13 September 2007

What makes a good Strategist?

About twice a month I have someone say to me, "OK, I understand that you're obsessed with an accurate definition of Strategy and agree with you on this... but my real problem is that I can't seem to hire people who actually are any good at Strategy. How can I tell if someone is going to be a good strategist?"

When people ask this question, the answers tend to fall into two camps (both of which are, to be honest, entirely useless).

Stock Answer #1: "You should hire some with a Strategy background and/or an MBA."
Stock Answer #2: "You need to look for someone who is smart, insightful, experienced, analytical and with good communications skills."

The first answer is useless for obvious reasons.... if you're having a hard time figuring out who might be a good strategist you should probably assume that other people are as well, so assuming that being hired for a Strategy position equals skill and ability is, of course, stupid. And having an MBA is no guarantee of anything (other than the fact that they went to the trouble of getting an MBA).

The second answer is equally useless but for slightly less obvious reasons... in essence you're describing a good employee for a consulting firm. In other words... you're describing the absolute lowest common denominator for all your hires.

So what is the "right answer?"

People (as a general rule) like simple solutions and simple answers. More accurately... we like single answers. What I mean by this is that we prefer to see single causes for everything. If your foot is hurting it must be the new shoes you bought. We don't like complicated answers that involve multiple variables and elements that all interact with and are interdependent upon each other. We don't like to think that our foot might be hurting because the combination of walking on the beach barefoot for an hour and a chronic small knee instability problem strained some connective tissue which didn't start hurting until we put on new shoes that were not broken in and had high arch support.

What is my point?

It's two-fold.

First... the answer to the question is going to be unsatisfying as it is complicated and interconnected.
Second... it's the sort of answer that good strategists are good at coming up with.

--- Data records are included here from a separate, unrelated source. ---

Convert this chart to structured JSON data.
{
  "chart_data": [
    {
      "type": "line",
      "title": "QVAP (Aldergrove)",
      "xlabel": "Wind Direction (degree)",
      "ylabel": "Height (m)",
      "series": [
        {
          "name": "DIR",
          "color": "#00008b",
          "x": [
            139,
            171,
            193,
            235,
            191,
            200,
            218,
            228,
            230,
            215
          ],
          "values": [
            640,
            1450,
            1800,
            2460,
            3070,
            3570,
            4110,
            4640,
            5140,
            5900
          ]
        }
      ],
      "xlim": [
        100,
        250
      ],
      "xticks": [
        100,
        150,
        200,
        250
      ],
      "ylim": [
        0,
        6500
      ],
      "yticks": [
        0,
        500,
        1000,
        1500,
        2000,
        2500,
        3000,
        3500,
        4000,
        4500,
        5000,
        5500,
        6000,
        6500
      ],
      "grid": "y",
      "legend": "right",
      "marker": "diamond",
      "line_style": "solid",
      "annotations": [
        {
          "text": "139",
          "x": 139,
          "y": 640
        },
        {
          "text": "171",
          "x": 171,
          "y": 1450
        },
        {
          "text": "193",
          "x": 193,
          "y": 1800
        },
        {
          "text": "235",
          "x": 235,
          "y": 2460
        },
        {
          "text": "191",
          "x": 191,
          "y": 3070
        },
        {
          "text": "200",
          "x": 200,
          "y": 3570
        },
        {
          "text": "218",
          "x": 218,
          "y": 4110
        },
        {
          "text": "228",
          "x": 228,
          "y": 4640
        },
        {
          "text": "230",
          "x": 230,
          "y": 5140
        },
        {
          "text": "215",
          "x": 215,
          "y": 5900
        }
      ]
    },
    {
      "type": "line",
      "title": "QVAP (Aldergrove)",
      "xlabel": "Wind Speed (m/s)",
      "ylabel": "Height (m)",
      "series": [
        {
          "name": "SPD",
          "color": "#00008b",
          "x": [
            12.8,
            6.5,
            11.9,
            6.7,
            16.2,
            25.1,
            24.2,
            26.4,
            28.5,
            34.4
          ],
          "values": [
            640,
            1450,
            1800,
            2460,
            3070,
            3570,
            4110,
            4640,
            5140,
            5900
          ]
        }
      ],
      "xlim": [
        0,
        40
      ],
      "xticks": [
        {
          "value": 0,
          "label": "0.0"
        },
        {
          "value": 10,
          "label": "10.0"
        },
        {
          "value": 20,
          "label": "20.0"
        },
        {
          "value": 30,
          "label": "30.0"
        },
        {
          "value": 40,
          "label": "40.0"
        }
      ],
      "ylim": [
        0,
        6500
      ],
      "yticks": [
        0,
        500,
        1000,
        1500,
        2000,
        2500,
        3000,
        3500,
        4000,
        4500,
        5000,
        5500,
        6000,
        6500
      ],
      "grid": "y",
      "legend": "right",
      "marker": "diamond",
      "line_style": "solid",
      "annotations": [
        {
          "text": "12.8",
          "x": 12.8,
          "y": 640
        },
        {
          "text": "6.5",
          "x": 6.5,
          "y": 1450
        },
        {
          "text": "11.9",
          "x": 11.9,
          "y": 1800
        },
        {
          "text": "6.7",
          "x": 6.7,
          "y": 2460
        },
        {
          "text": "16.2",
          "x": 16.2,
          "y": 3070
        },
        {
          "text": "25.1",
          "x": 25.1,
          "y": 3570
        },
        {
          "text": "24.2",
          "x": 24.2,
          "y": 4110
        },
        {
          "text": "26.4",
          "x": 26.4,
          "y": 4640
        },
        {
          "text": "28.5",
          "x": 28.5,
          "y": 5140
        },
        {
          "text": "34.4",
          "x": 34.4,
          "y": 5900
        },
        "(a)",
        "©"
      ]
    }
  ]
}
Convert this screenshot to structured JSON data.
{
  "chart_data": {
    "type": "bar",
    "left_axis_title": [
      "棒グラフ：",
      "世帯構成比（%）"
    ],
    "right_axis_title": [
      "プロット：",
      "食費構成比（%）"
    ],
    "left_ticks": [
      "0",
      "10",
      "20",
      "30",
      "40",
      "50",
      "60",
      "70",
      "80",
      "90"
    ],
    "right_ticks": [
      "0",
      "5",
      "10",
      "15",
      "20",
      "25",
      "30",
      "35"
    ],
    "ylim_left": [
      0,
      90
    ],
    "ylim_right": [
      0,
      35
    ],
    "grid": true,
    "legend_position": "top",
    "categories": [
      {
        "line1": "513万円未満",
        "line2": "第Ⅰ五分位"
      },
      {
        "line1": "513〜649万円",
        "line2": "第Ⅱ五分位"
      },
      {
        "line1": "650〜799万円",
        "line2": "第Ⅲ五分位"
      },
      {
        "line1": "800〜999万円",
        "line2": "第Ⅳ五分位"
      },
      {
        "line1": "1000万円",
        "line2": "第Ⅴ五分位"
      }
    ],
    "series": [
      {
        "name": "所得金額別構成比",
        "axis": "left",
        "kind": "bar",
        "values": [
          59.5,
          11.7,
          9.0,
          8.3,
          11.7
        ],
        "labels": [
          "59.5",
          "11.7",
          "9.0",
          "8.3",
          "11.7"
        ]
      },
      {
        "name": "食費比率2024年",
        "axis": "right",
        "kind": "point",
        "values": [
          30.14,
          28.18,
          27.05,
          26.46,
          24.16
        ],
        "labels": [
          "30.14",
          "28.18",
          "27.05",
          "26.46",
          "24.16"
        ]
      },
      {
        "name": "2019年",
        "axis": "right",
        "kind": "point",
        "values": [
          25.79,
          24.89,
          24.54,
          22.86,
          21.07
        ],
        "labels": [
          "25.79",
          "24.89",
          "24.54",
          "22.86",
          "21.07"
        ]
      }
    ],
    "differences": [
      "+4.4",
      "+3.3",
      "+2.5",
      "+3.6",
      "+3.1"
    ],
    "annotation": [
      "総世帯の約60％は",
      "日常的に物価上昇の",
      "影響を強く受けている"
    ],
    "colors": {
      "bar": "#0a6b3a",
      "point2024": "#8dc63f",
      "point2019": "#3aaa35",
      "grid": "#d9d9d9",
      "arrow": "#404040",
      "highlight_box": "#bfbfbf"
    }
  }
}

Most people want a satisfying story.
We're going to introduce a new product. We believe in this product and are passionate about both it and our customers. Because of this, our customers are going to be passionate about the product. We need to communicate these passions to our customers and create this bond and then we're going to sell enormous numbers of product and become incredibly rich and successful.
That's a satisfying story.
But it's not real insight. And it's not a Strategy.

A good strategist isn't interested in a satisfying story. They're interested in meaning and in answers. More than that... they're interested in questions and anomalies.

If we're presented with a whole bunch of data we tend to look for a pattern within the data. That's human nature. We look for the way it fits together. Along the way, we tend to discard data (or at least discredit or reinterpret data) that conflicts with the emerging pattern.

People who are truly bad at Strategy start with the desired pattern and force a fit.
People who are mediocre at Strategy rush the emergence of a pattern or seize upon a potential pattern and force a fit.

Good strategists become obsessed not with the pattern - but with the anomalies.
Good strategists see these anomalies as the key clues to the truth behind the data.

This is why good strategists are always looking for more data and more time. It's why they are constantly reading, constantly watching TV... constantly seeking out input and data. The more data they have, the more likely they are to be able to understand where the anomalies are leading them.

Good strategists are incredibly curious and questioning.
They are incredibly focused while having a ridiculously wide range of interests.

Good strategists are "fast processors" who frustrate you by saying they need more time.
They often (when experienced) know the answer well before they are willing to state it (and constantly look to invalidate their assumptions).

So how do you know who is going to be a good strategist?
Have a good strategist interview them.
Sorry... it's the only way to shave the odds in your favor.